Mobilfunkdiscounter
Ein wahrer Dschungel an Mobilfunkdiscountern hat sich entwickelt, der schwer zu durchschauen ist. Bares Geld gespart werden kann hier in jedem Fall, Abstriche im Service müssen dafür aber in Kauf genommen werden. Auch benötigt man einige Zeit, um den am besten geeigneten Anbieter ausfindig zu machen.
Alles klar, blau und simply?
Die meisten Mobilfunkdiscounter sind keine eigenständigen Firmen, sondern Tochterunternehmen bereits auf dem Markt etablierter (Mobilfunk)Anbieter. Tchibo gehört zu den Unternehmen, die sich dem Telefonieren zum Discountpreis gewidmet haben. Die E-Plus-Tochter Simyo gilt als Vorreiter auf diesem Gebiet. Simply, Blau, Klarmobil, Base und Easymobile reihen ihre Angebote nahtlos an bereits bestehende Konzepte. Auch Supermärkte wie Penny, Lidl und Aldi haben inzwischen eigene Handyangebote im Sortiment.
No Frills! No Skills?
Es gibt einen handfesten Grund, warum die Tarife der Discounter unter den herkömmlichen Preisen liegen. Dem No Frills Konzept folgend, wird auf subventionierte Handys und jegliche kostenlose Serviceleistung seitens der Anbieter verzichtet.
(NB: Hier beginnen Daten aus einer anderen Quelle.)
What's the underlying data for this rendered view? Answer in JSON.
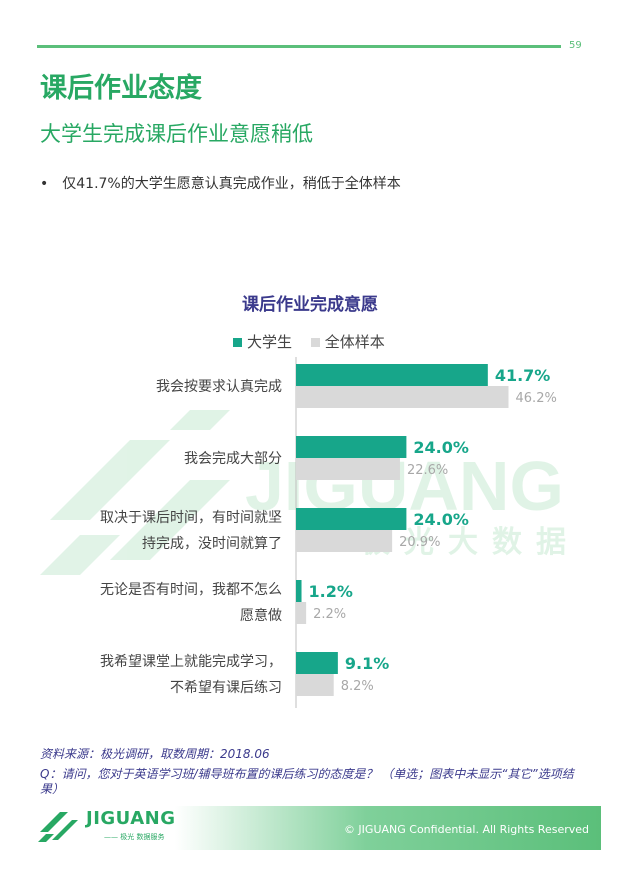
{
  "page": {
    "number": "59",
    "title": "课后作业态度",
    "subtitle": "大学生完成课后作业意愿稍低",
    "bullet": "仅41.7%的大学生愿意认真完成作业，稍低于全体样本"
  },
  "watermark": {
    "text": "JIGUANG",
    "sub": "极光大数据"
  },
  "colors": {
    "accent": "#28a863",
    "series1": "#17a68a",
    "series2": "#d9d9d9",
    "title": "#3b3a8c"
  },
  "chart_data": {
    "type": "bar",
    "orientation": "horizontal",
    "title": "课后作业完成意愿",
    "legend_position": "top",
    "grid": false,
    "xlim": [
      0,
      50
    ],
    "categories": [
      [
        "我会按要求认真完成"
      ],
      [
        "我会完成大部分"
      ],
      [
        "取决于课后时间，有时间就坚",
        "持完成，没时间就算了"
      ],
      [
        "无论是否有时间，我都不怎么",
        "愿意做"
      ],
      [
        "我希望课堂上就能完成学习，",
        "不希望有课后练习"
      ]
    ],
    "series": [
      {
        "name": "大学生",
        "values": [
          41.7,
          24.0,
          24.0,
          1.2,
          9.1
        ],
        "labels": [
          "41.7%",
          "24.0%",
          "24.0%",
          "1.2%",
          "9.1%"
        ]
      },
      {
        "name": "全体样本",
        "values": [
          46.2,
          22.6,
          20.9,
          2.2,
          8.2
        ],
        "labels": [
          "46.2%",
          "22.6%",
          "20.9%",
          "2.2%",
          "8.2%"
        ]
      }
    ]
  },
  "footnotes": {
    "source": "资料来源：极光调研，取数周期：2018.06",
    "question": "Q：请问，您对于英语学习班/辅导班布置的课后练习的态度是？ （单选；图表中未显示“其它”选项结果）"
  },
  "footer": {
    "logo_text": "JIGUANG",
    "logo_sub": "—— 极光 数据服务",
    "copyright": "© JIGUANG Confidential. All Rights Reserved"
  }
}
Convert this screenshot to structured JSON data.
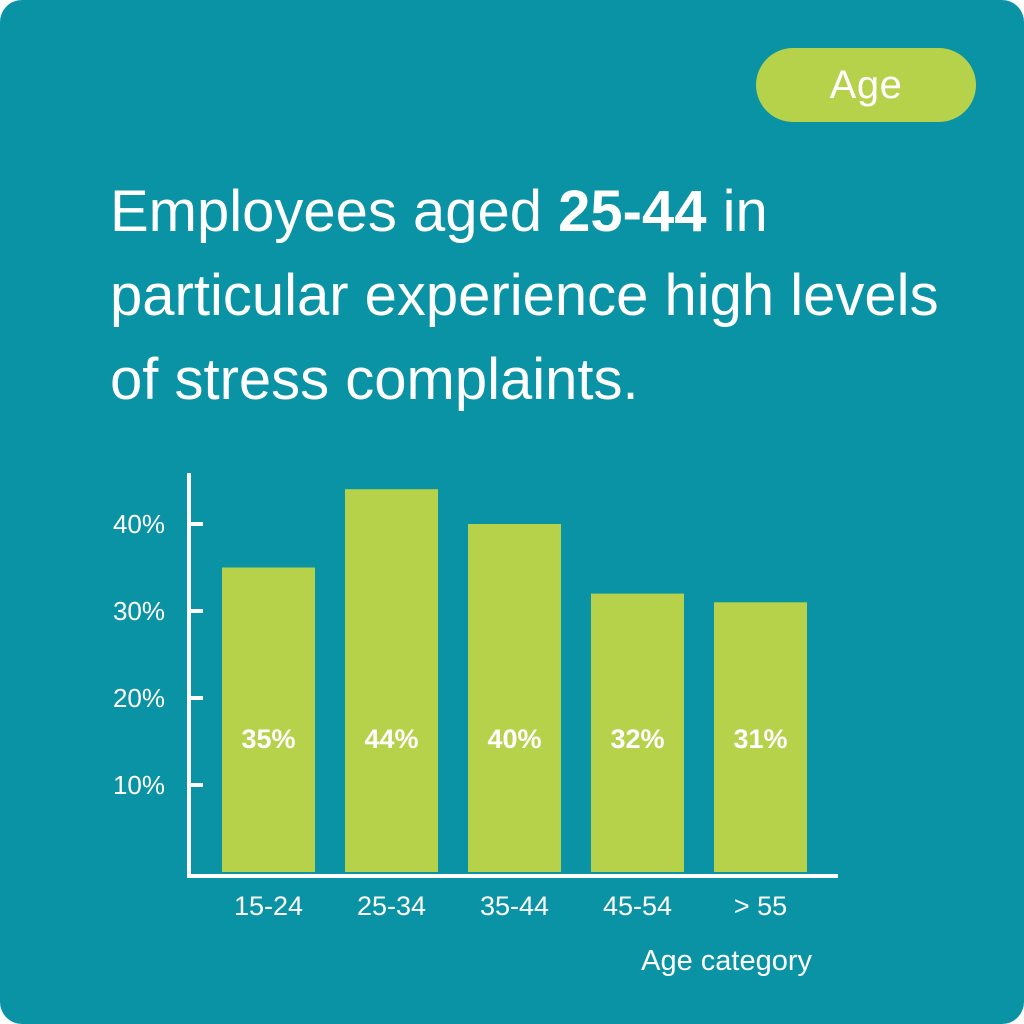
{
  "badge": {
    "label": "Age"
  },
  "headline": {
    "prefix": "Employees aged ",
    "emphasis": "25-44",
    "suffix": " in particular experience high levels of stress complaints."
  },
  "colors": {
    "background": "#0a93a4",
    "bar": "#b5d24a",
    "text": "#ffffff"
  },
  "chart_data": {
    "type": "bar",
    "categories": [
      "15-24",
      "25-34",
      "35-44",
      "45-54",
      "> 55"
    ],
    "values": [
      35,
      44,
      40,
      32,
      31
    ],
    "value_labels": [
      "35%",
      "44%",
      "40%",
      "32%",
      "31%"
    ],
    "yticks": [
      10,
      20,
      30,
      40
    ],
    "ytick_labels": [
      "10%",
      "20%",
      "30%",
      "40%"
    ],
    "xlabel": "Age category",
    "ylabel": "",
    "ylim": [
      0,
      45
    ],
    "grid": false
  }
}
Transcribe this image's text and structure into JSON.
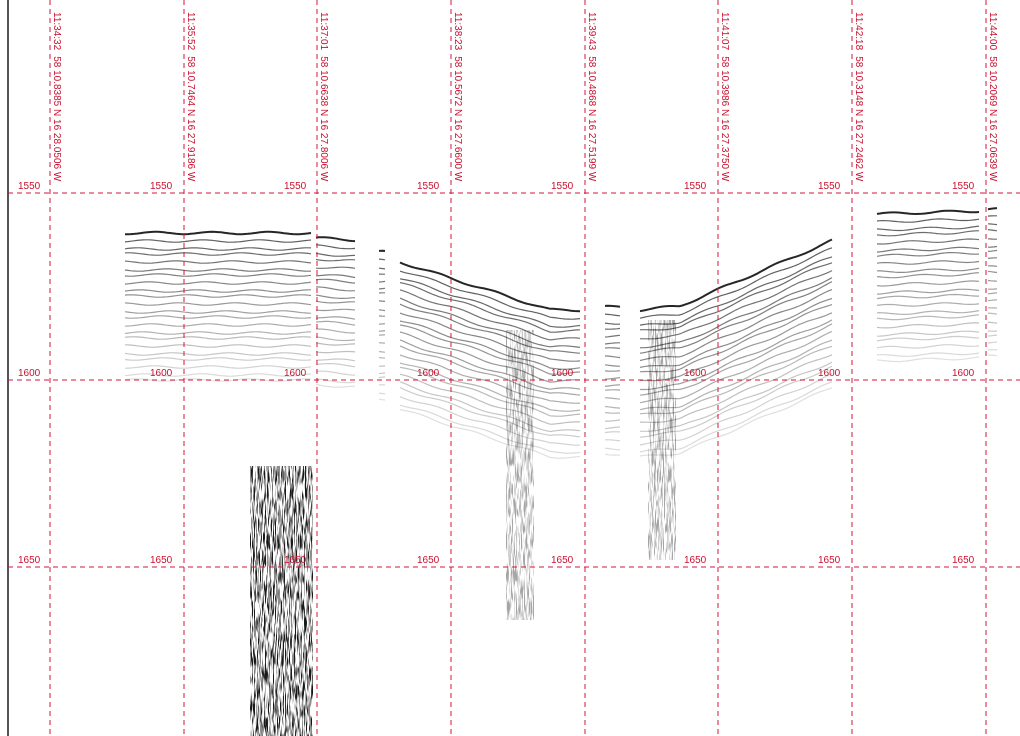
{
  "markers": [
    {
      "time": "11:34:32",
      "position": "58 10.8385 N 16 28.0506 W"
    },
    {
      "time": "11:35:52",
      "position": "58 10.7464 N 16 27.9186 W"
    },
    {
      "time": "11:37:01",
      "position": "58 10.6638 N 16 27.8006 W"
    },
    {
      "time": "11:38:23",
      "position": "58 10.5672 N 16 27.6600 W"
    },
    {
      "time": "11:39:43",
      "position": "58 10.4868 N 16 27.5199 W"
    },
    {
      "time": "11:41:07",
      "position": "58 10.3986 N 16 27.3750 W"
    },
    {
      "time": "11:42:18",
      "position": "58 10.3148 N 16 27.2462 W"
    },
    {
      "time": "11:44:00",
      "position": "58 10.2069 N 16 27.0639 W"
    }
  ],
  "depths": [
    1550,
    1600,
    1650
  ]
}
Zwar kann man sich sicher sein, dass keine verdeckten Kosten innerhalb des Tarifes auf den Verbraucher zukommen, aber nette Extras stehen auch nicht auf dem Programm. Das schicke Handy für einen Euro, das man von den bekannten Verträgen mit einer Laufzeit von 24 Monaten kennt, fällt weg.
Im Normalfall wird mit der SIM-Karte des Mobilfunkanbieters gar kein Telefon geliefert. Allerdings kann man sich sein Handy für ca. 50 Euro aufwärts im Internetshop gleich mitbestellen. Das Internet ist die wichtigste, oft einzige Plattform, die zum Abschluss eines Discounthandyvertrages zur Verfügung steht. Gibt es Servicerufnummern, über die bestellt werden kann, sind sie kostenpflichtig oder der Anruf wird als Extra verrechnet. Auch Rechnungen werden meist online verschickt. In Papierform werden sie häufig nur mit Zusatzkosten geliefert.
Pre-paid, Post-paid, Flatrate, mit oder ohne Vertrag?
Die Zeiten der hohen Grundgebühren, der langen Laufzeiten und des monatlichen Mindestumsatzes beim mobilen Telefonieren könnten mit den Discountern der Vergangenheit angehören. Grundsätzlich werden folgende bekannte Optionen zum kleinen Tarif und minimaler Serviceleisung angeboten.
Prepaid ist eine Möglichkeit mobil zu telefonieren. Es wird kein dauerhafter Vertrag unterschrieben, keine monatliche Rechnung flattert in den analogen oder digitalen Briefkasten. Wenn das Guthaben erschöpft ist, muss Nachschub gekauft werden und über eine Servicerufnummer oder das Internet aufgeladen werden. Allerdings gibt es bei einzelnen Anbietern inzwischen auch die Möglichkeit, sein Guthaben per Online-Funktion nicht unter eine bestimmte Summe fallen zu lassen.
Bei Postpaid wird nicht vor dem Telefonieren bezahlt, sondern per Rechnung. Ein Vorteil ist, dass das Guthaben nicht mitten im Gespräch aufgebraucht ist.
Schließt man einen Vertrag für sein Mobiltelefon ab, kann man noch ein paar Cent günstiger telefonieren und SMS verschicken. Denn Auch wenn Grundgebühr und Mindestumsatz wegfallen, gibt es eine Mindestlaufzeit, in der der Anbieter hoffen darf, auf seine Kosten zu kommen.
Bei einer Flatrate wird ein monatlich fester Betrag bezahlt, für den unbestimmt lange telefoniert werden kann. Allerdings gilt es hier, Vorsicht walten zu lassen, denn nicht immer sind alle Mobilfunknetze inklusive (↗ Handy-Flatrates).
Fazit
Sparen lässt es sich mit den Billigtarifen, das steht außer Frage. Ist man ohnehin viel online unterwegs und betrachtet Einkaufsberatung als Zumutung, dann ist man mit den Discountern richtig beraten. Wer allerdings auf menschliche Ansprechpartner und Hilfestellung bei technischen Problemen in realer Umgebung Wert legt, der sollte sich den Wechsel zum Discounter gut überlegen.